I have been looking at a couple of books and resources on domain specific languages. I think I want to build an internal DSL in Scala.
def instrument = new FXInstrument {
provider = "EuroBase"
instrumentOrders = List(
new FXOrder {
baseCcy = "GBP"
termCcy = "EUR"
legs = List(
new FXLeg {
amountPrice = 100000.0
spotPrice = 1.56
requirements = List(
new FXRequirement {
baseCcy="GBP" termCcy="EUR"
settlement="Banker Rain"
}
)
},
new FXLeg {
amountPrice = 200000.0
spotPrice = 1.50
requirements = List(
new FXRequirement {
baseCcy="GBP" termCcy="EUR"
settlement="Banker Sunny"
}
)
}
)
}
}
Such that following asserts are valid:
instrument.orders(0).baseCcy should equal ("GBP")
instrument.orders(0).termCcy should equal ("EUR")
instrument.orders(0).legs(0).amountPrice should equal 100000.0
instrument.orders(0).legs(0).spotPrice should equal 1.56
instrument.orders(0).legs(1).amountPrice should equal 200000.0
instrument.orders(0).legs(1).spotPrice should equal 1.50
instrument.orders(0).legs(0).requirements(0).settlement should equal "Banker Rain"
instrument.orders(0).legs(1).requirements(0).settlement should equal "Banker Sunny"
I just do not know quite how to implement the domain specific language as an internal representation
1) new FXOrder() { /closure/ }
I like this syntax, is it good or should I prefer companion objects. For instance I can quickly introduce other FX types easy.
2) I want to use "peers" such FXOrder is a scala.Proxy mixee, thus it uses the trait Proxy (mixin)

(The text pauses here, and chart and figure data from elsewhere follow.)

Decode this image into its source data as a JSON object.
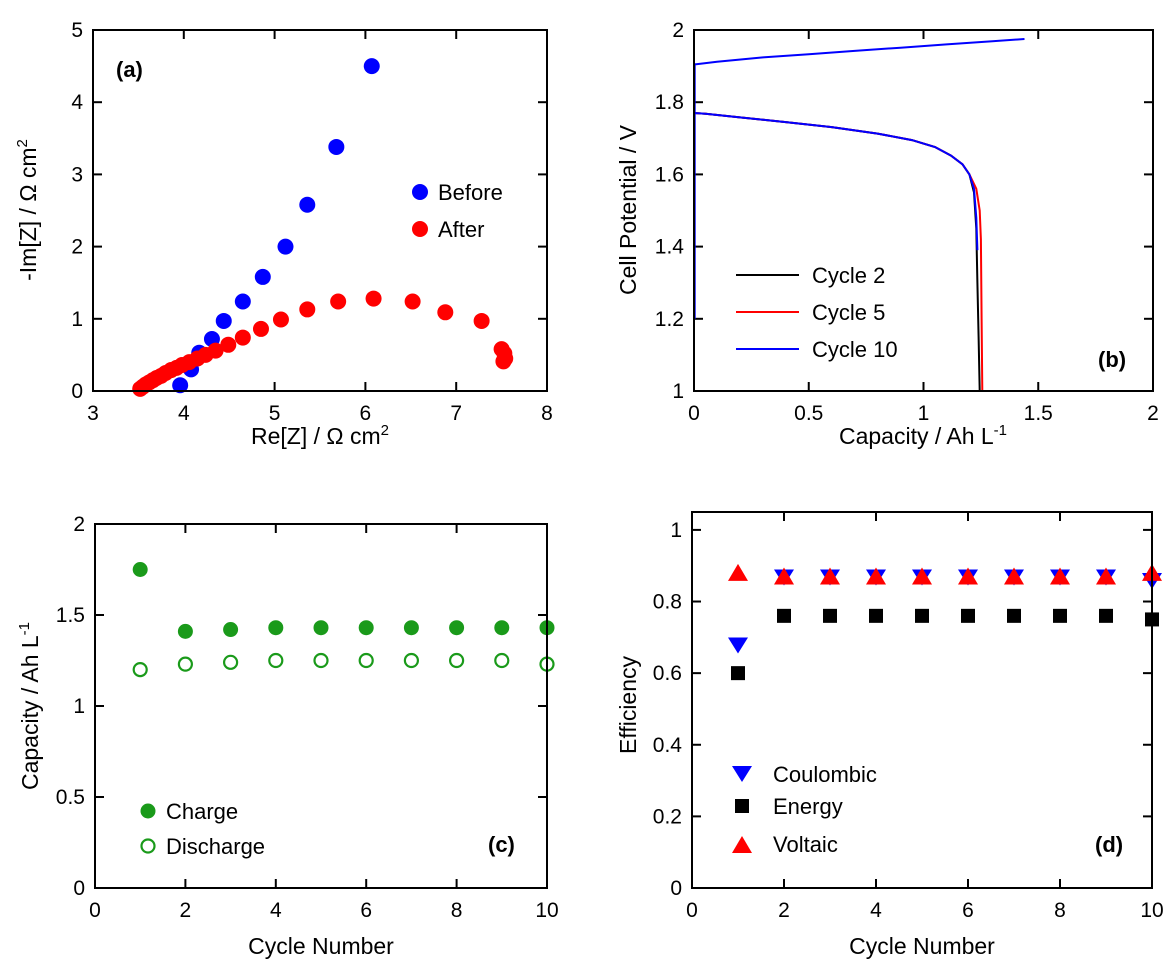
{
  "figure": {
    "panels": {
      "a": {
        "label": "(a)",
        "xlabel": "Re[Z] / Ω cm",
        "xlabel_sup": "2",
        "ylabel": "-Im[Z] / Ω cm",
        "ylabel_sup": "2",
        "legend": [
          "Before",
          "After"
        ],
        "ticks_x": [
          "3",
          "4",
          "5",
          "6",
          "7",
          "8"
        ],
        "ticks_y": [
          "0",
          "1",
          "2",
          "3",
          "4",
          "5"
        ]
      },
      "b": {
        "label": "(b)",
        "xlabel": "Capacity / Ah L",
        "xlabel_sup": "-1",
        "ylabel": "Cell Potential / V",
        "legend": [
          "Cycle 2",
          "Cycle 5",
          "Cycle 10"
        ],
        "ticks_x": [
          "0",
          "0.5",
          "1",
          "1.5",
          "2"
        ],
        "ticks_y": [
          "1",
          "1.2",
          "1.4",
          "1.6",
          "1.8",
          "2"
        ]
      },
      "c": {
        "label": "(c)",
        "xlabel": "Cycle Number",
        "ylabel": "Capacity / Ah L",
        "ylabel_sup": "-1",
        "legend": [
          "Charge",
          "Discharge"
        ],
        "ticks_x": [
          "0",
          "2",
          "4",
          "6",
          "8",
          "10"
        ],
        "ticks_y": [
          "0",
          "0.5",
          "1",
          "1.5",
          "2"
        ]
      },
      "d": {
        "label": "(d)",
        "xlabel": "Cycle Number",
        "ylabel": "Efficiency",
        "legend": [
          "Coulombic",
          "Energy",
          "Voltaic"
        ],
        "ticks_x": [
          "0",
          "2",
          "4",
          "6",
          "8",
          "10"
        ],
        "ticks_y": [
          "0",
          "0.2",
          "0.4",
          "0.6",
          "0.8",
          "1"
        ]
      }
    }
  },
  "colors": {
    "blue": "#0000ff",
    "red": "#ff0000",
    "green": "#1a9a1a",
    "black": "#000000"
  },
  "chart_data": [
    {
      "panel": "a",
      "type": "scatter",
      "xlabel": "Re[Z] / Ω cm2",
      "ylabel": "-Im[Z] / Ω cm2",
      "xlim": [
        3,
        8
      ],
      "ylim": [
        0,
        5
      ],
      "legend_position": "center-right",
      "series": [
        {
          "name": "Before",
          "color": "#0000ff",
          "x": [
            3.96,
            4.08,
            4.17,
            4.31,
            4.44,
            4.65,
            4.87,
            5.12,
            5.36,
            5.68,
            6.07
          ],
          "y": [
            0.08,
            0.3,
            0.53,
            0.72,
            0.97,
            1.24,
            1.58,
            2.0,
            2.58,
            3.38,
            4.5
          ]
        },
        {
          "name": "After",
          "color": "#ff0000",
          "x": [
            3.52,
            3.55,
            3.58,
            3.62,
            3.66,
            3.7,
            3.75,
            3.8,
            3.86,
            3.92,
            3.98,
            4.06,
            4.15,
            4.24,
            4.35,
            4.49,
            4.65,
            4.85,
            5.07,
            5.36,
            5.7,
            6.09,
            6.52,
            6.88,
            7.28,
            7.5,
            7.53,
            7.54,
            7.52
          ],
          "y": [
            0.03,
            0.06,
            0.09,
            0.12,
            0.15,
            0.18,
            0.21,
            0.25,
            0.29,
            0.32,
            0.36,
            0.4,
            0.45,
            0.5,
            0.56,
            0.64,
            0.74,
            0.86,
            0.99,
            1.13,
            1.24,
            1.28,
            1.24,
            1.09,
            0.97,
            0.58,
            0.52,
            0.45,
            0.41
          ]
        }
      ]
    },
    {
      "panel": "b",
      "type": "line",
      "xlabel": "Capacity / Ah L-1",
      "ylabel": "Cell Potential / V",
      "xlim": [
        0,
        2
      ],
      "ylim": [
        1,
        2
      ],
      "legend_position": "bottom-left",
      "series": [
        {
          "name": "Cycle 2",
          "color": "#000000",
          "x": [
            0.0,
            0.05,
            0.2,
            0.4,
            0.6,
            0.8,
            0.95,
            1.05,
            1.12,
            1.17,
            1.2,
            1.22,
            1.23,
            1.235,
            1.24,
            1.245
          ],
          "y": [
            1.77,
            1.768,
            1.758,
            1.745,
            1.731,
            1.713,
            1.695,
            1.676,
            1.652,
            1.628,
            1.6,
            1.55,
            1.45,
            1.3,
            1.15,
            1.0
          ]
        },
        {
          "name": "Cycle 5",
          "color": "#ff0000",
          "x": [
            0.0,
            0.05,
            0.2,
            0.4,
            0.6,
            0.8,
            0.95,
            1.05,
            1.12,
            1.17,
            1.2,
            1.23,
            1.245,
            1.25,
            1.253,
            1.256
          ],
          "y": [
            1.77,
            1.768,
            1.758,
            1.745,
            1.731,
            1.713,
            1.695,
            1.676,
            1.652,
            1.628,
            1.6,
            1.56,
            1.5,
            1.42,
            1.2,
            1.0
          ]
        },
        {
          "name": "Cycle 10",
          "color": "#0000ff",
          "x": [
            0.0,
            0.01,
            0.1,
            0.3,
            0.5,
            0.7,
            0.9,
            1.1,
            1.3,
            1.44
          ],
          "y": [
            1.905,
            1.905,
            1.912,
            1.924,
            1.933,
            1.942,
            1.951,
            1.96,
            1.969,
            1.975
          ]
        },
        {
          "name": "Cycle 10 discharge",
          "color": "#0000ff",
          "x": [
            0.0,
            0.05,
            0.2,
            0.4,
            0.6,
            0.8,
            0.95,
            1.05,
            1.12,
            1.17,
            1.2,
            1.22,
            1.23,
            1.235
          ],
          "y": [
            1.77,
            1.768,
            1.758,
            1.745,
            1.731,
            1.713,
            1.695,
            1.676,
            1.652,
            1.628,
            1.6,
            1.56,
            1.48,
            1.39
          ]
        }
      ]
    },
    {
      "panel": "c",
      "type": "scatter",
      "xlabel": "Cycle Number",
      "ylabel": "Capacity / Ah L-1",
      "xlim": [
        0,
        10
      ],
      "ylim": [
        0,
        2
      ],
      "legend_position": "bottom-left",
      "series": [
        {
          "name": "Charge",
          "color": "#1a9a1a",
          "marker": "filled-circle",
          "x": [
            1,
            2,
            3,
            4,
            5,
            6,
            7,
            8,
            9,
            10
          ],
          "y": [
            1.75,
            1.41,
            1.42,
            1.43,
            1.43,
            1.43,
            1.43,
            1.43,
            1.43,
            1.43
          ]
        },
        {
          "name": "Discharge",
          "color": "#1a9a1a",
          "marker": "open-circle",
          "x": [
            1,
            2,
            3,
            4,
            5,
            6,
            7,
            8,
            9,
            10
          ],
          "y": [
            1.2,
            1.23,
            1.24,
            1.25,
            1.25,
            1.25,
            1.25,
            1.25,
            1.25,
            1.23
          ]
        }
      ]
    },
    {
      "panel": "d",
      "type": "scatter",
      "xlabel": "Cycle Number",
      "ylabel": "Efficiency",
      "xlim": [
        0,
        10
      ],
      "ylim": [
        0,
        1.05
      ],
      "legend_position": "bottom-left",
      "series": [
        {
          "name": "Coulombic",
          "color": "#0000ff",
          "marker": "down-triangle",
          "x": [
            1,
            2,
            3,
            4,
            5,
            6,
            7,
            8,
            9,
            10
          ],
          "y": [
            0.68,
            0.87,
            0.87,
            0.87,
            0.87,
            0.87,
            0.87,
            0.87,
            0.87,
            0.86
          ]
        },
        {
          "name": "Energy",
          "color": "#000000",
          "marker": "square",
          "x": [
            1,
            2,
            3,
            4,
            5,
            6,
            7,
            8,
            9,
            10
          ],
          "y": [
            0.6,
            0.76,
            0.76,
            0.76,
            0.76,
            0.76,
            0.76,
            0.76,
            0.76,
            0.75
          ]
        },
        {
          "name": "Voltaic",
          "color": "#ff0000",
          "marker": "up-triangle",
          "x": [
            1,
            2,
            3,
            4,
            5,
            6,
            7,
            8,
            9,
            10
          ],
          "y": [
            0.88,
            0.87,
            0.87,
            0.87,
            0.87,
            0.87,
            0.87,
            0.87,
            0.87,
            0.88
          ]
        }
      ]
    }
  ]
}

For example ``instrument.peer'' gives the internal peer Java Object of the third party proprietary API (a well known financial services trading system, can you guess?)
Ditto for
instrument.orders(0).peer instrument.orders(0).legs(0).peer instrument.orders(0).legs(0).requirements(0).peer
and so on.
I realise that domain specific language is not as simple as I thought, however some pointers on this above, would be really be useful. I would appreciate your responses. Ta!